The gift and estate tax exemption is now “permanent”
The One Big Beautiful Bill Act (OBBBA) has made the gift, estate and generation-skipping transfer (GST) tax exemptions permanent. This brings a great deal of certainty to estate planning. And now even fewer taxpayers need to worry about these taxes. However, this doesn’t mean estate planning isn’t critical.
Gift and estate tax exemption permanently increased
The main provision of the OBBBA that affects estate planners is a “permanent” increase in the federal gift and estate tax exemption to $15 million, indexed annually for inflation. The increase takes effect on January 1, 2026. (The GST tax exemption also increases to $15 million.) Currently, the exemption amount is $13.99 million, but under the Tax Cuts and Jobs Act (TCJA), it was scheduled to drop to an inflation-adjusted $5 million in 2026.
Bear in mind that tax laws are never truly permanent — they can be changed at any time through the passage of new legislation. But unlike the TCJA’s exemption, the new exemption doesn’t have an expiration date, providing a degree of certainty that’s been lacking in recent years. Before the OBBBA, many estate planning strategies focused on taking advantage of the increased exemption before it disappeared. That’s no longer the case.
Strategies to consider
Contrary to popular belief, the OBBBA doesn’t signal the end of estate planning as we know it. Indeed, planning remains critical to preserve wealth, provide for loved ones and build flexibility to adapt to future tax law changes. Here are some strategies to consider:
Revisit your estate plan. If you created your plan several years ago, review your documents to be sure they don’t contain formulas or amounts tied to previous exemptions. Unless you modify these provisions to reflect the new exemption, they may produce undesirable results. If your plan includes irrevocable trusts that no longer align with the current tax framework, find out whether “decanting” them — pouring them into a new trust — is an option.

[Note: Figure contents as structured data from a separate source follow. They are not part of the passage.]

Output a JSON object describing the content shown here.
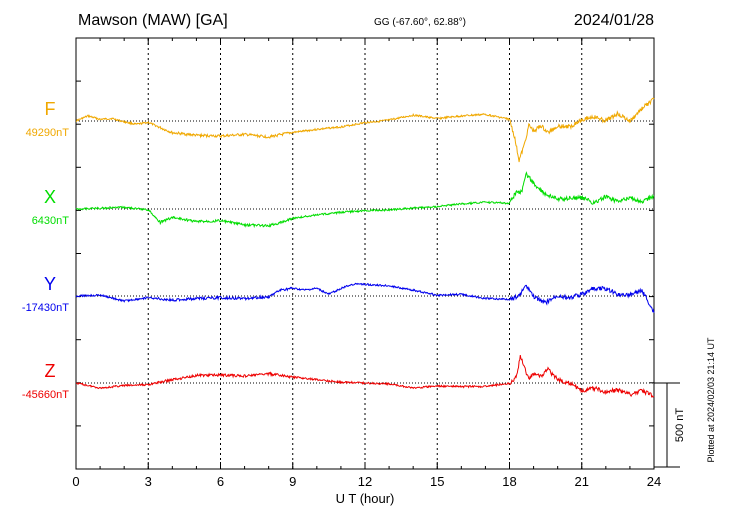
{
  "header": {
    "title": "Mawson (MAW)  [GA]",
    "coords": "GG (-67.60°,  62.88°)",
    "date": "2024/01/28"
  },
  "footer": {
    "plotted": "Plotted at 2024/02/03 21:14 UT"
  },
  "chart_data": {
    "type": "line",
    "xlabel": "U T (hour)",
    "xlim": [
      0,
      24
    ],
    "xticks": [
      0,
      3,
      6,
      9,
      12,
      15,
      18,
      21,
      24
    ],
    "grid": true,
    "scale_bar": {
      "value": 500,
      "label": "500 nT"
    },
    "series": [
      {
        "name": "F",
        "baseline_label": "49290nT",
        "baseline": 49290,
        "color": "#f0a800",
        "points": [
          [
            0,
            49291
          ],
          [
            0.5,
            49320
          ],
          [
            1,
            49300
          ],
          [
            1.5,
            49305
          ],
          [
            2,
            49285
          ],
          [
            2.5,
            49270
          ],
          [
            3,
            49282
          ],
          [
            3.5,
            49250
          ],
          [
            4,
            49220
          ],
          [
            5,
            49205
          ],
          [
            6,
            49200
          ],
          [
            7,
            49210
          ],
          [
            8,
            49195
          ],
          [
            9,
            49222
          ],
          [
            10,
            49240
          ],
          [
            11,
            49255
          ],
          [
            12,
            49280
          ],
          [
            13,
            49295
          ],
          [
            14,
            49325
          ],
          [
            15,
            49305
          ],
          [
            16,
            49320
          ],
          [
            17,
            49330
          ],
          [
            18,
            49300
          ],
          [
            18.2,
            49200
          ],
          [
            18.4,
            49055
          ],
          [
            18.6,
            49140
          ],
          [
            18.8,
            49265
          ],
          [
            19,
            49230
          ],
          [
            19.3,
            49262
          ],
          [
            19.6,
            49220
          ],
          [
            20,
            49262
          ],
          [
            20.5,
            49255
          ],
          [
            21,
            49300
          ],
          [
            21.5,
            49315
          ],
          [
            22,
            49290
          ],
          [
            22.5,
            49335
          ],
          [
            23,
            49288
          ],
          [
            23.5,
            49365
          ],
          [
            24,
            49420
          ]
        ]
      },
      {
        "name": "X",
        "baseline_label": "6430nT",
        "baseline": 6430,
        "color": "#00dd00",
        "points": [
          [
            0,
            6430
          ],
          [
            1,
            6435
          ],
          [
            2,
            6440
          ],
          [
            3,
            6425
          ],
          [
            3.5,
            6350
          ],
          [
            4,
            6380
          ],
          [
            5,
            6355
          ],
          [
            6,
            6360
          ],
          [
            7,
            6335
          ],
          [
            8,
            6330
          ],
          [
            8.5,
            6350
          ],
          [
            9,
            6375
          ],
          [
            10,
            6395
          ],
          [
            11,
            6410
          ],
          [
            12,
            6420
          ],
          [
            13,
            6425
          ],
          [
            14,
            6435
          ],
          [
            15,
            6445
          ],
          [
            16,
            6460
          ],
          [
            17,
            6470
          ],
          [
            18,
            6465
          ],
          [
            18.3,
            6535
          ],
          [
            18.5,
            6530
          ],
          [
            18.7,
            6640
          ],
          [
            19,
            6580
          ],
          [
            19.5,
            6520
          ],
          [
            20,
            6490
          ],
          [
            21,
            6500
          ],
          [
            21.5,
            6465
          ],
          [
            22,
            6505
          ],
          [
            22.5,
            6470
          ],
          [
            23,
            6500
          ],
          [
            23.5,
            6470
          ],
          [
            24,
            6510
          ]
        ]
      },
      {
        "name": "Y",
        "baseline_label": "-17430nT",
        "baseline": -17430,
        "color": "#0000ee",
        "points": [
          [
            0,
            -17430
          ],
          [
            1,
            -17425
          ],
          [
            2,
            -17460
          ],
          [
            3,
            -17440
          ],
          [
            4,
            -17455
          ],
          [
            5,
            -17445
          ],
          [
            6,
            -17440
          ],
          [
            7,
            -17445
          ],
          [
            8,
            -17435
          ],
          [
            8.5,
            -17395
          ],
          [
            9,
            -17385
          ],
          [
            9.5,
            -17395
          ],
          [
            10,
            -17385
          ],
          [
            10.5,
            -17420
          ],
          [
            11,
            -17385
          ],
          [
            11.5,
            -17360
          ],
          [
            12,
            -17360
          ],
          [
            13,
            -17370
          ],
          [
            14,
            -17395
          ],
          [
            15,
            -17425
          ],
          [
            16,
            -17420
          ],
          [
            17,
            -17445
          ],
          [
            18,
            -17450
          ],
          [
            18.4,
            -17430
          ],
          [
            18.7,
            -17365
          ],
          [
            19,
            -17435
          ],
          [
            19.5,
            -17470
          ],
          [
            20,
            -17430
          ],
          [
            20.5,
            -17440
          ],
          [
            21,
            -17420
          ],
          [
            21.5,
            -17385
          ],
          [
            22,
            -17385
          ],
          [
            22.5,
            -17420
          ],
          [
            23,
            -17425
          ],
          [
            23.5,
            -17395
          ],
          [
            24,
            -17530
          ]
        ]
      },
      {
        "name": "Z",
        "baseline_label": "-45660nT",
        "baseline": -45660,
        "color": "#ee0000",
        "points": [
          [
            0,
            -45660
          ],
          [
            1,
            -45690
          ],
          [
            2,
            -45675
          ],
          [
            3,
            -45670
          ],
          [
            4,
            -45640
          ],
          [
            5,
            -45615
          ],
          [
            6,
            -45612
          ],
          [
            7,
            -45618
          ],
          [
            8,
            -45605
          ],
          [
            9,
            -45625
          ],
          [
            10,
            -45640
          ],
          [
            11,
            -45655
          ],
          [
            12,
            -45660
          ],
          [
            13,
            -45665
          ],
          [
            14,
            -45690
          ],
          [
            15,
            -45678
          ],
          [
            16,
            -45682
          ],
          [
            17,
            -45680
          ],
          [
            18,
            -45662
          ],
          [
            18.3,
            -45620
          ],
          [
            18.45,
            -45495
          ],
          [
            18.6,
            -45560
          ],
          [
            18.8,
            -45640
          ],
          [
            19,
            -45600
          ],
          [
            19.3,
            -45620
          ],
          [
            19.6,
            -45580
          ],
          [
            20,
            -45640
          ],
          [
            20.5,
            -45660
          ],
          [
            21,
            -45705
          ],
          [
            21.5,
            -45690
          ],
          [
            22,
            -45715
          ],
          [
            22.5,
            -45700
          ],
          [
            23,
            -45730
          ],
          [
            23.5,
            -45705
          ],
          [
            24,
            -45740
          ]
        ]
      }
    ]
  }
}
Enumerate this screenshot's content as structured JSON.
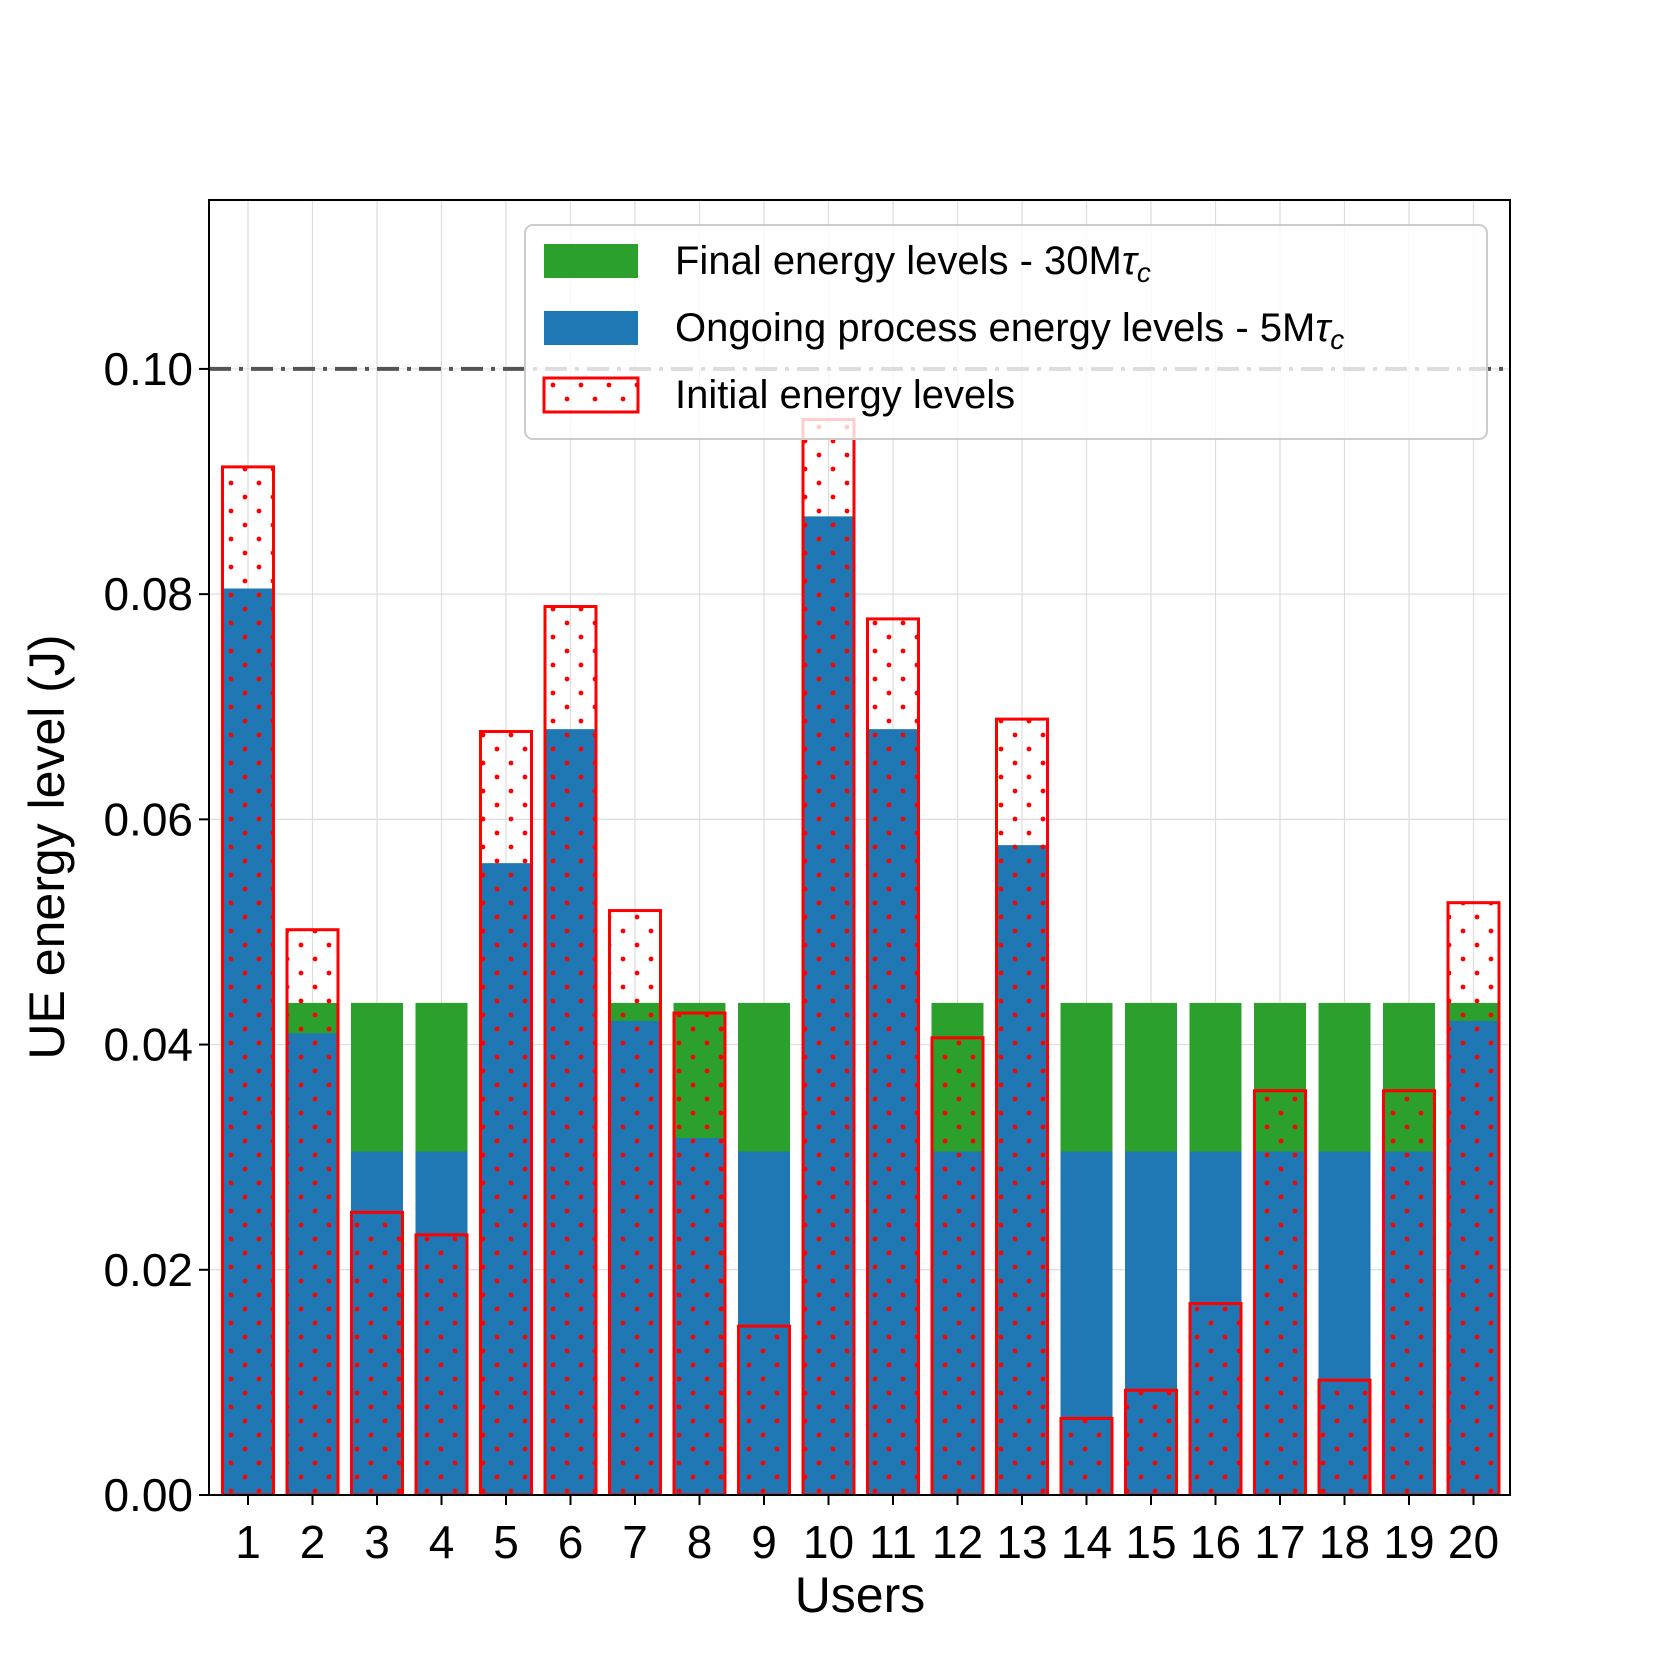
{
  "chart_data": {
    "type": "bar",
    "xlabel": "Users",
    "ylabel": "UE energy level (J)",
    "ylim": [
      0,
      0.115
    ],
    "yticks": [
      "0.00",
      "0.02",
      "0.04",
      "0.06",
      "0.08",
      "0.10"
    ],
    "ytick_values": [
      0,
      0.02,
      0.04,
      0.06,
      0.08,
      0.1
    ],
    "grid": true,
    "reference_line": {
      "value": 0.1,
      "style": "dash-dot"
    },
    "categories": [
      "1",
      "2",
      "3",
      "4",
      "5",
      "6",
      "7",
      "8",
      "9",
      "10",
      "11",
      "12",
      "13",
      "14",
      "15",
      "16",
      "17",
      "18",
      "19",
      "20"
    ],
    "series": [
      {
        "name": "Final energy levels - 30Mτc",
        "legend_main": "Final energy levels - 30M",
        "legend_sym": "τ",
        "legend_sub": "c",
        "style": "filled",
        "values": [
          0.0805,
          0.0437,
          0.0437,
          0.0437,
          0.0561,
          0.068,
          0.0437,
          0.0437,
          0.0437,
          0.0869,
          0.068,
          0.0437,
          0.0577,
          0.0437,
          0.0437,
          0.0437,
          0.0437,
          0.0437,
          0.0437,
          0.0437
        ]
      },
      {
        "name": "Ongoing process energy levels - 5Mτc",
        "legend_main": "Ongoing process energy levels - 5M",
        "legend_sym": "τ",
        "legend_sub": "c",
        "style": "filled",
        "values": [
          0.0805,
          0.041,
          0.0305,
          0.0305,
          0.0561,
          0.068,
          0.0421,
          0.0317,
          0.0305,
          0.0869,
          0.068,
          0.0305,
          0.0577,
          0.0305,
          0.0305,
          0.0305,
          0.0305,
          0.0305,
          0.0305,
          0.0421
        ]
      },
      {
        "name": "Initial energy levels",
        "legend_main": "Initial energy levels",
        "style": "outline-dotted",
        "values": [
          0.0913,
          0.0502,
          0.0251,
          0.0231,
          0.0678,
          0.0789,
          0.0519,
          0.0428,
          0.015,
          0.0955,
          0.0778,
          0.0406,
          0.0689,
          0.0068,
          0.0093,
          0.017,
          0.0359,
          0.0102,
          0.0359,
          0.0526
        ]
      }
    ]
  },
  "colors": {
    "final": "#2ca02c",
    "ongoing": "#1f77b4",
    "initial": "#ff0000",
    "reference_line": "#555555",
    "grid": "#dddddd"
  }
}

Shift your focus to reducing income tax liability. When exemption amounts were smaller, estate planning strategies typically focused on removing wealth from one’s estate to shield it from federal estate tax. Potential estate tax costs generally eclipsed any income tax advantages to keeping assets in one’s estate. Now that estate taxes are less relevant for most people, it pays to consider strategies that minimize the impact of income taxes on your heirs.
For example, there are significant income tax benefits to holding onto capital assets for life (either directly or in a trust) rather than transferring them through lifetime gifts. That’s because assets transferred at death enjoy a stepped-up basis equal to their fair market value at the date of death, eliminating capital gains tax on any appreciation in value. When assets are transferred by gift, your tax basis carries over to the recipient, which may trigger significant capital gains taxes if the assets are sold.
Build flexibility into your estate plan. There are no guarantees that Congress won’t reduce the exemption in the future, so it’s a good idea to design a plan that has the flexibility to adapt to future tax law changes. For example, consider using an irrevocable trust that removes assets from your estate but gives the trustee (or a “trust protector”) the authority to take actions that would bring the assets back into your estate if that would produce a better tax outcome. There are other tools available that offer the agility to respond to changing circumstances, including special power of appointment trusts, limited powers of appointment and disclaimer trusts.
Continue to implement strategies to reduce estate tax liability if your net worth warrants it. If your net worth places you above the new exemption amount — or if it’s likely that you’ll exceed it in the future — continue planning to reduce your taxable estate.
Protect your assets. Regardless of your level of wealth, safeguarding your assets from frivolous lawsuits or unfounded creditors’ claims is essential, especially if your professional or personal activities increase your liability exposure. There are many asset protection tools available, including liability insurance, family limited partnerships or limited liability companies, domestic asset protection trusts, and offshore trusts.
Don’t overlook state taxes. Even if your estate is well below the federal exemption, you may still need to plan for state estate or inheritance taxes, which typically have much lower exemption thresholds.
Take a breath, but keep planning
OBBBA’s increased, “permanent” gift and estate tax exemption provides some welcome breathing room, but it’s not an invitation to ignore estate planning. Indeed, planning remains as important as ever to address non-estate tax issues, protect your wealth, and future-proof your estate.
Use a nongrantor trust to maximize charitable deductions
The One Big Beautiful Bill Act increases the standard deduction to $15,750 for single filers and $31,500 for joint filers, substantially reducing the number of individuals entitled to itemize deductions. This, in turn, limits the number entitled to deduct charitable contributions — other than a new above-the-line deduction for up to $1,000 in charitable contributions ($2,000 for joint filers).
One potential workaround is to use a trust to boost your charitable deductions. Here’s how it works: You transfer assets that generate passive income (such as bonds or dividend-paying stocks) to a nongrantor trust and use the trust’s income to make charitable contributions.
Because the trust isn’t subject to the standard deduction or other limitations on charitable deductions, its contributions are fully deductible, offsetting the trust’s income. This technique essentially allows you to claim your full standard deduction while enjoying the benefits of charitable deductions that would otherwise be lost.